China will be operational with its first stealth fighter in just seven years, will have an overall modern military in nine years, and continues to close the window on any possible defense of Taiwan should the mainland make a military move against the island.
These were among the conclusions of the Pentagon’s most recent report on China’s military power, officially known as “Military and Security Developments Involving the People’s Republic of China.” The annual report is required by Congress, which mandates that it be timely, factual, and broad-based in its assessment of China’s military capabilities.
The Obama Administration usually takes a diplomatic tone with the report so as not to inflame relations with China, but the latest edition was required to take note of several milestone events: J-20 stealth fighter flight tests, the beginning of sea trials on China’s first aircraft carrier, and successful flight testing of the DF-21D, a ballistic missile with a warhead that can be retargeted in-flight, giving China a means to attack US aircraft carriers more than 900 miles away.

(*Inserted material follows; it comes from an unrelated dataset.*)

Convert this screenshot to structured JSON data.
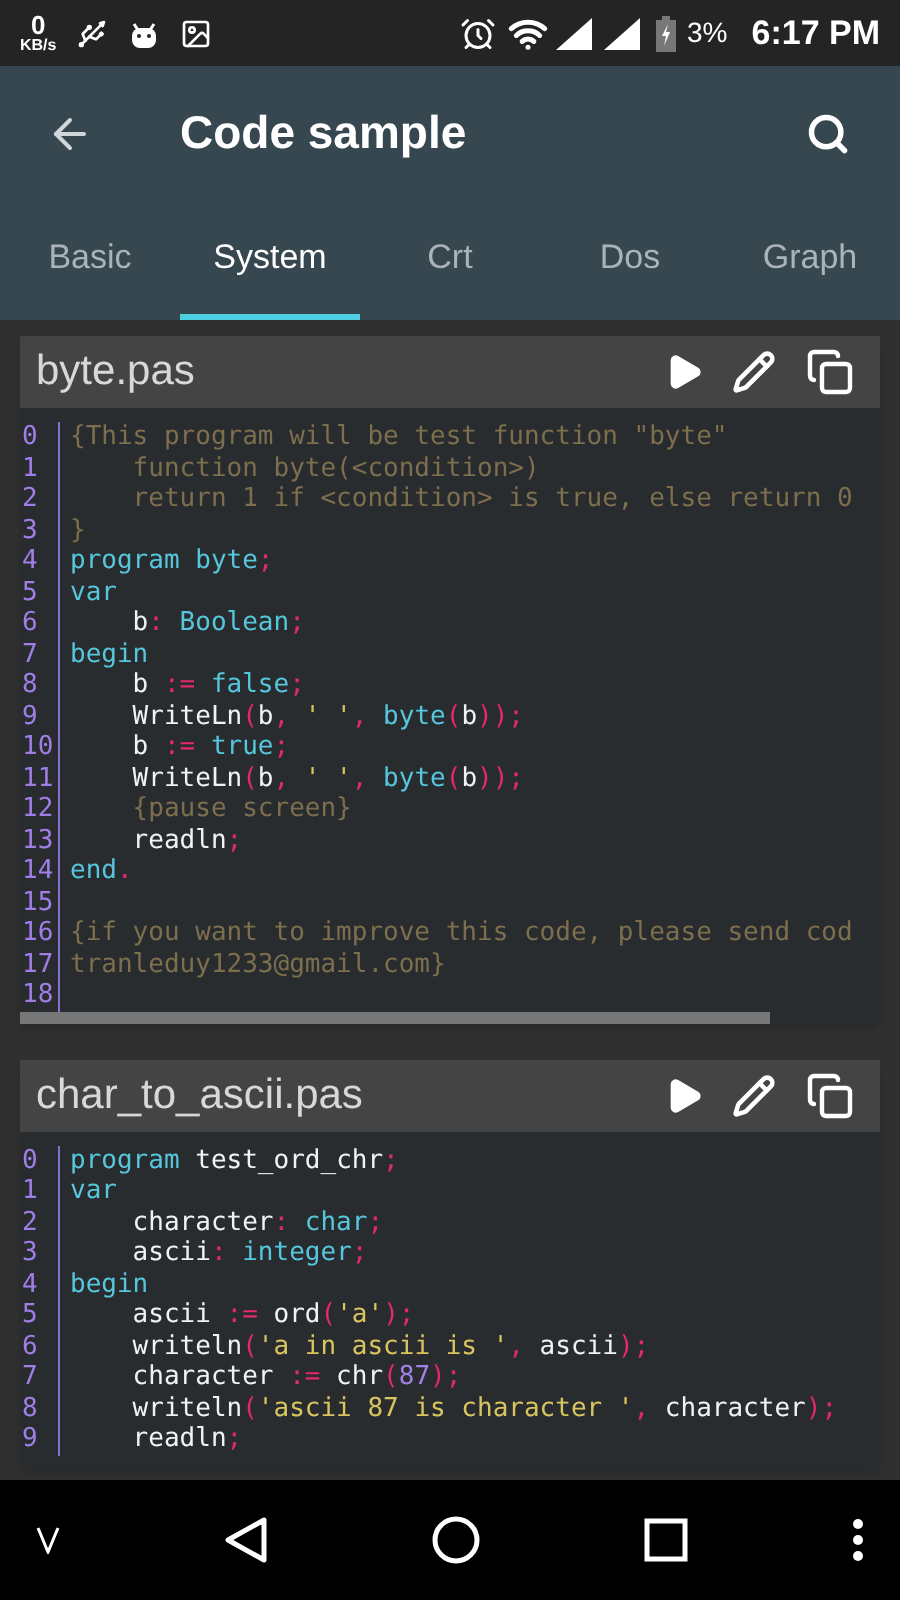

The report also estimates that China has increased its military spending to $160 billion, or 13 percent more than last year, marking a continuing trend of annual double-digit growth. China, it said, sees a “window of opportunity” in this decade to catch up with the US, which is having trouble modernizing its military due to the prolonged economic downturn and continuing budget deficits. China’s military spending is about double what France, Germany, the UK, or Russia individually spends on defense, and is second only to the US in the size of its military budget.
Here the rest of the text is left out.